Comment by crazygringo
3 months ago
The big dogs absolutely do phase config rollouts as a general rule.
There are still two weaknesses:
1) Some configs are inherently global and cannot be phased. There's only one place to set them. E.g. if you run a webapp, this would be configs for the load balancer as opposed to configs for each webserver
2) Some configs have a cascading effect -- even though a config is applied to 1% of servers, it affects the other servers they interact with, and a bad thing spreads across the entire network
> Some configs are inherently global and cannot be phased
This is also why "it is always DNS". It's not that DNS itself is particularly unreliable, but rather that it is the one area where you can really screw up a whole system by running a single command, even if everything else is insanely redundant.
I don’t believe that there is anything necessarily which requires DNS configs to be global.
You can shard your service behind multiple names:
my-service-1.example.com
my-service-2.example.com
my-service-3.example.com …
Then you can create smoke tests which hit each phase of the DNS and if you start getting errors you stop the rollout of the service.
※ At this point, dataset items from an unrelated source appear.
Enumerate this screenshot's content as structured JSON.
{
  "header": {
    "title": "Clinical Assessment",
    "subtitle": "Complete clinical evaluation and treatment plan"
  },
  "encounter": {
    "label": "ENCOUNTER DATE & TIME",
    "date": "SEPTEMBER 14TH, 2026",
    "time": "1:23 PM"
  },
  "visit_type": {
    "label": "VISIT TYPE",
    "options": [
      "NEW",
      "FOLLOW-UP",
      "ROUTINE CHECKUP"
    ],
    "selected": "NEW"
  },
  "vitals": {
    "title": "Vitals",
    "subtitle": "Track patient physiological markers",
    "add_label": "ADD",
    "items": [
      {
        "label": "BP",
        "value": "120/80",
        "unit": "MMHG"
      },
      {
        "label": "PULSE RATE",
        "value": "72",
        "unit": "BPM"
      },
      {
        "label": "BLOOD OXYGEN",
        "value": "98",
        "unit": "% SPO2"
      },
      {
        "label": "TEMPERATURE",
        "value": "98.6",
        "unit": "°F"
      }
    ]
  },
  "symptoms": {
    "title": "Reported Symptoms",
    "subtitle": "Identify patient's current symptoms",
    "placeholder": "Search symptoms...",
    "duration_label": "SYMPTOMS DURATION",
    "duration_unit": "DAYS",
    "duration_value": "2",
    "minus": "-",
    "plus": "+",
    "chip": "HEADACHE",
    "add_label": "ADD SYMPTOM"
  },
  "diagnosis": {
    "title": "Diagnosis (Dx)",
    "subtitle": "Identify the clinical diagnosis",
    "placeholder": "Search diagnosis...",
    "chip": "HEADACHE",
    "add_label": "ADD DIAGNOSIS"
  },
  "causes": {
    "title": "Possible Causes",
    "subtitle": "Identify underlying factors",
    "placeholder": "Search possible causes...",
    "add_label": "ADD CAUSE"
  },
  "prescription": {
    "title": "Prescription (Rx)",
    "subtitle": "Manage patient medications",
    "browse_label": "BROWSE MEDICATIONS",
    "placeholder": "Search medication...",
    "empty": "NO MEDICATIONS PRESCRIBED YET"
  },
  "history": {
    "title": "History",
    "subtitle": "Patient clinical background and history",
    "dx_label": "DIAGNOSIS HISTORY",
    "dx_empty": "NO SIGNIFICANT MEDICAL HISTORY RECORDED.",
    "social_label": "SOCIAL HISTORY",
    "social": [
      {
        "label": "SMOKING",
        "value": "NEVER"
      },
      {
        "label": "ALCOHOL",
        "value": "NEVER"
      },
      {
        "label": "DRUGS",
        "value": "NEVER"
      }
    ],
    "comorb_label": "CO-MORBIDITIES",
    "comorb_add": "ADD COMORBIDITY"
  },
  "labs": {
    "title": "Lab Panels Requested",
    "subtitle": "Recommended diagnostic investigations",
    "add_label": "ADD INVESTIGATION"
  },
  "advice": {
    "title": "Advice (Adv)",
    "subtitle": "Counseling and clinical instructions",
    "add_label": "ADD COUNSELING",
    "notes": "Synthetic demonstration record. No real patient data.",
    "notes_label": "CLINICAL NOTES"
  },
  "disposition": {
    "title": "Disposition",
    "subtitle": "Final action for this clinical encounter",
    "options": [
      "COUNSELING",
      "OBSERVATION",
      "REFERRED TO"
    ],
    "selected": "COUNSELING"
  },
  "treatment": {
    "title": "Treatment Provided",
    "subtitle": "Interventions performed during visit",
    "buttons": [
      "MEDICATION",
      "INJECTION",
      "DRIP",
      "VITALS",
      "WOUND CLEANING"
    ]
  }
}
Sure, but that doesn't really help for user-facing services where people expect to either type a domain name in their browser or click on a search result, and end up on your website every time.
And the access controls of DNS services are often (but not always) not fine-grained enough to actually prevent someone from ignoring the procedure and changing every single subdomain at once.
5 replies →
But users are going to example.com. Not my-service-33.example.com.
So if you've got some configuration that has a problem that only appears at the root-level domain, no amount of subdomain testing is going to catch it.